Steve considers pushing harder, but decides to relent for now. Perhaps the doctor will be more willing to negotiate if he makes swift progress in the next twenty-four hours.

“In a moment a nurse will administer more painkillers and antibiotics,” Dr. Dobbelfeld tells him. “Afterward you will go to sleep again for a while. You will be able to see your parents and your girlfriend again after that.”

5

A young nurse arrives to record his vitals and hook up a new IV. She is dark-skinned and appears to be of East Indian descent.

“What’s in that?” he asks her in German.

“Painkillers and antibiotics.”

“Have I been getting this since I arrived?”

She bustles around him, not really making eye contact, and for a moment he wonders if his German was unclear.
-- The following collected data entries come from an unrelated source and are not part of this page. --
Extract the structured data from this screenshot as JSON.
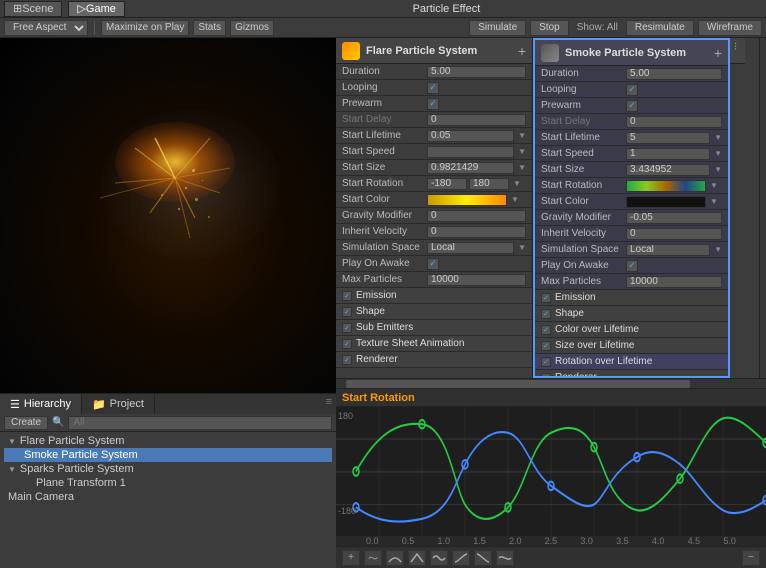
{
  "tabs": [
    {
      "id": "scene",
      "label": "Scene",
      "active": false
    },
    {
      "id": "game",
      "label": "Game",
      "active": true
    }
  ],
  "pe_title": "Particle Effect",
  "pe_toolbar": {
    "simulate": "Simulate",
    "stop": "Stop",
    "show_all": "Show: All",
    "resimulate": "Resimulate",
    "wireframe": "Wireframe"
  },
  "toolbar": {
    "free_aspect": "Free Aspect",
    "maximize_on_play": "Maximize on Play",
    "stats": "Stats",
    "gizmos": "Gizmos"
  },
  "flare_system": {
    "name": "Flare Particle System",
    "props": {
      "duration_label": "Duration",
      "duration_value": "5.00",
      "looping_label": "Looping",
      "prewarm_label": "Prewarm",
      "start_delay_label": "Start Delay",
      "start_delay_value": "0",
      "start_lifetime_label": "Start Lifetime",
      "start_lifetime_value": "0.05",
      "start_speed_label": "Start Speed",
      "start_speed_value": "",
      "start_size_label": "Start Size",
      "start_size_value": "0.9821429",
      "start_rotation_label": "Start Rotation",
      "start_rotation_min": "-180",
      "start_rotation_max": "180",
      "start_color_label": "Start Color",
      "gravity_label": "Gravity Modifier",
      "gravity_value": "0",
      "inherit_velocity_label": "Inherit Velocity",
      "inherit_velocity_value": "0",
      "simulation_space_label": "Simulation Space",
      "simulation_space_value": "Local",
      "play_on_awake_label": "Play On Awake",
      "max_particles_label": "Max Particles",
      "max_particles_value": "10000",
      "emission_label": "Emission",
      "shape_label": "Shape",
      "sub_emitters_label": "Sub Emitters",
      "texture_sheet_label": "Texture Sheet Animation",
      "renderer_label": "Renderer"
    }
  },
  "smoke_system": {
    "name": "Smoke Particle System",
    "props": {
      "duration_label": "Duration",
      "duration_value": "5.00",
      "looping_label": "Looping",
      "prewarm_label": "Prewarm",
      "start_delay_label": "Start Delay",
      "start_delay_value": "0",
      "start_lifetime_label": "Start Lifetime",
      "start_lifetime_value": "5",
      "start_speed_label": "Start Speed",
      "start_speed_value": "1",
      "start_size_label": "Start Size",
      "start_size_value": "3.434952",
      "start_rotation_label": "Start Rotation",
      "gravity_label": "Gravity Modifier",
      "gravity_value": "-0.05",
      "inherit_velocity_label": "Inherit Velocity",
      "inherit_velocity_value": "0",
      "simulation_space_label": "Simulation Space",
      "simulation_space_value": "Local",
      "play_on_awake_label": "Play On Awake",
      "max_particles_label": "Max Particles",
      "max_particles_value": "10000",
      "emission_label": "Emission",
      "shape_label": "Shape",
      "color_over_lifetime_label": "Color over Lifetime",
      "size_over_lifetime_label": "Size over Lifetime",
      "rotation_over_lifetime_label": "Rotation over Lifetime",
      "renderer_label": "Renderer"
    }
  },
  "third_system": {
    "name": "Sparks Particle System"
  },
  "hierarchy": {
    "create_label": "Create",
    "search_placeholder": "All",
    "items": [
      {
        "label": "Flare Particle System",
        "indent": 0,
        "expanded": true,
        "selected": false
      },
      {
        "label": "Smoke Particle System",
        "indent": 1,
        "expanded": false,
        "selected": true
      },
      {
        "label": "Sparks Particle System",
        "indent": 0,
        "expanded": true,
        "selected": false
      },
      {
        "label": "Plane Transform 1",
        "indent": 2,
        "expanded": false,
        "selected": false
      },
      {
        "label": "Main Camera",
        "indent": 0,
        "expanded": false,
        "selected": false
      }
    ]
  },
  "graph": {
    "title": "Start Rotation",
    "y_label": "180",
    "x_labels": [
      "0.0",
      "0.5",
      "1.0",
      "1.5",
      "2.0",
      "2.5",
      "3.0",
      "3.5",
      "4.0",
      "4.5",
      "5.0"
    ]
  }
}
Or if she is afraid of him for some reason.

“The Russian woman visited you a couple of days after you were brought here,” the nurse finally says. “She left something in your clothes.”

“Where are they? My clothes?”

The nurse pads across the tile floor and opens a narrow closet door. She reaches into his overcoat. Steve knows what she has before he sees it.

The ring box.

“Is the ring inside?”

“It is,” the nurse admits. “This Russian, she must have liked you very much. If I saved six months’ pay, I could not afford this ring, and I think the Russian would have to work much longer.”

The nurse puts the ring box away and closes the closet door.

“If it were me,” she adds, “I would find this woman and thank her.”

Steve watches her leave and a moment later tumbles into unconsciousness.

6

He wakes, cold and alone. The hospital room seems brighter than it should, as if someone has deliberately turned up the lights. He looks around for his parents, for Janine, but appears to be alone. Except he is not alone. The unseen presence is here, the field, emerging from nowhere, thrumming as it did during his coma.

Fear gathers in the tips of his fingers, the ends of his toes. Adrenaline-laced blood surges through him. Burns through him.

Something is in the room with him. Something or someone.

She moves out of the shadows, shadows cloudy like the Zurich sky, and she is still wearing the red dress. Her dark hair is full and gorgeous, her eyes more beautiful than he remembers. She climbs onto the bed and straddles him, knees on either side of his hips. Leans forward to kiss him.

“Anna?”

“Hello, Steve Keeley.”

“What are you doing here?”

“I came to see you. I am very sorry for what happened. I think I will stay with you for a while.”